Proof for: A fiunction f : R --> R is continous if and only if f^-1((a,b)) is a countable union of open intervals for every (a,b) subset of R

Question

I am reading this book Probability theory in Finance by Sean Dineen, In chapter they proof this proposition. I can;t understand this and also don't understand what he means by " a countable union of open intervals".

Answer 1

You may read the book "General Topology", written by John Kelley, to acquire some background knowledge about topology. The proposition you stated is correct and is based on the following well-known facts.

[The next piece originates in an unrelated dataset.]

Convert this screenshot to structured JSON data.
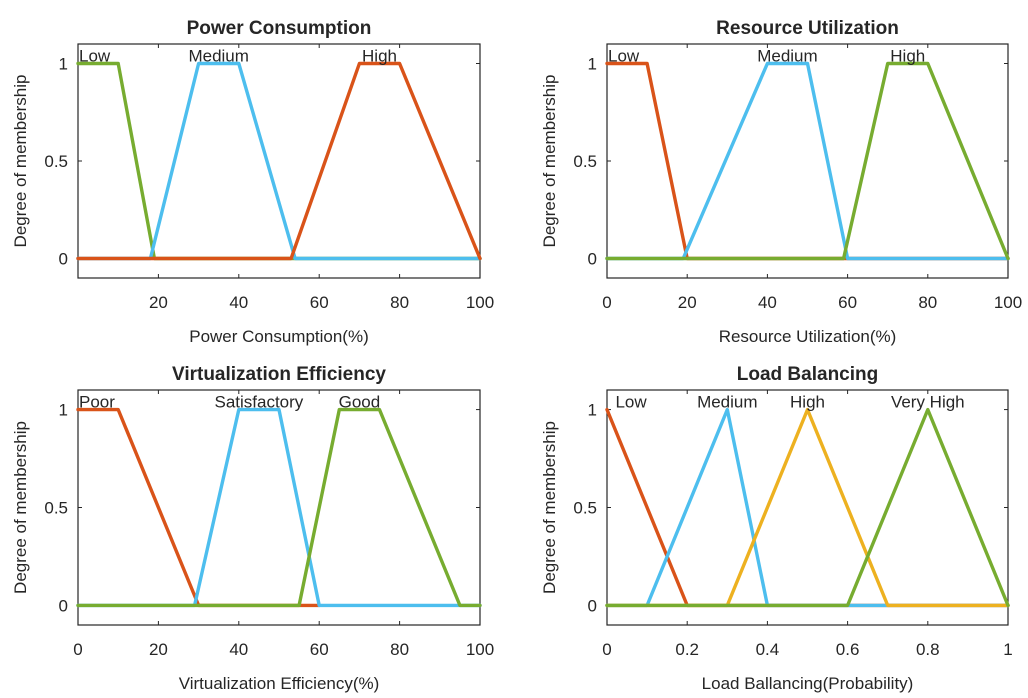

Fact 1: Let $X$ and $Y$ be topological spaces and let $f:X\rightarrow Y$ be a map. Let $\mathcal{SB}$ be a subbase for the topology on $Y$. Then $f$ is continuous iff $f^{-1}(A)$ is open for each $A\in\mathcal{SB}$.

(This is because the inverse image operator $A\mapsto f^{-1}(A)$ preserves all set-theoretic operations, including arbitrary union, aribrary intersection, taking complement)

Fact 2: $\{(a,b)\mid a<b\}$ is a base for the usual topology on $\mathbb{R}$.

Fact 3: Every open set on $\mathbb{R}$ can be written as disjoint union of at most countably many open intervals.